An executory interest is any future estate in land which is not a reversion or a remainder. At common law, therefore, such estates were impossible, for the fee simple could not be granted to a person from a future date, unless that date was the termination of some smaller estate.

If, however, the land came within the jurisdiction of the Court of Chancery, these rules were not applied.

Since the courts of law refused to recognize uses and trusts or wills of land, all matters relating thereto were decided by equitable rules; hence either by means of a will, or by means of a use, future estates in fee simple could be created to commence at any future time or to terminate upon the happening of any future event, subject only to the rule against perpetuities.

Executory interests are, therefore, of two kinds: -

(1) Shifting and springing uses.

A very common example of a shifting use occurs in marriage settlements. The settlement is usually made before the marriage (for otherwise there is no consideration); and provision should therefore be made for the land remaining the property of the settlor, if the marriage does not take place. Thus -

A (the settlor) grants land to T and his heirs to the use of A and his heirs until the marriage of B and C, and, after the solemnization thereof, to the use of B for life, with remainder to the use of the sons of the marriage in tail, etc. (a).
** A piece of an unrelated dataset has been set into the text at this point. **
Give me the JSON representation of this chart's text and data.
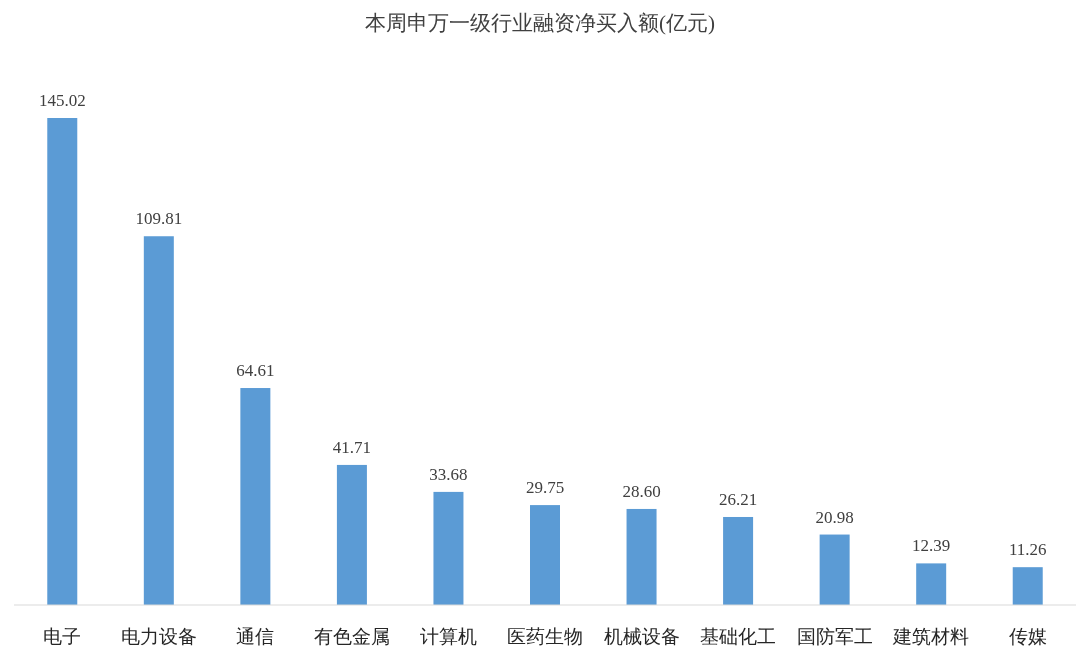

The result of this was, in early times, that the fee simple passed to T, and the common law courts would not recognize any of the other provisions of the settlement: but the Court of Chancery compelled T to hold his legal estate to the use of A until the marriage, and then to the use of B and his children, etc.

Legal estates can now be given by means of a shifting use. For since the Statute of Uses the person who has the use has the legal estate.
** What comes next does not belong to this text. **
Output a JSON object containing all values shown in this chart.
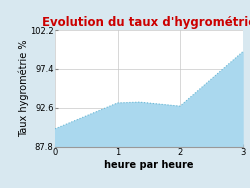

Thus, in the last example, A gets the legal estate in fee simple; but, on the happening of the marriage, the fee simple passes away from A, and vests in B for life, etc.

T has no estate at all (b).

(2) Executory devise. Example -

A testator devises land to his daughter if she shall attain 21 or marry. The testator dies when daughter is aged 10. This is an executory devise to the daughter. Until the daughter reaches 21 or marries, the land is undisposed of, and vests in the testator's eldest son in fee simple, but, on the happening of either of those events, the fee simple vests in the daughter.

Executory interests being free from the common law rules which restricted the creation of contingent remainders, have always been especially liable to be destroyed by the rule against perpetuities. The very greatest care should therefore be taken, when creating executory interests, to ensure that the future estate must in every possible event vest within a life in being and 21 years thereafter.

(a) See the form of a settlement on p. 332.

(b) Before 1860 T was said to have a scintilla juris, or mere spark of seisin, left in him, in order that he might be " seised to the use " of B when the marriage took place, and thus enable the Statute of uses to apply.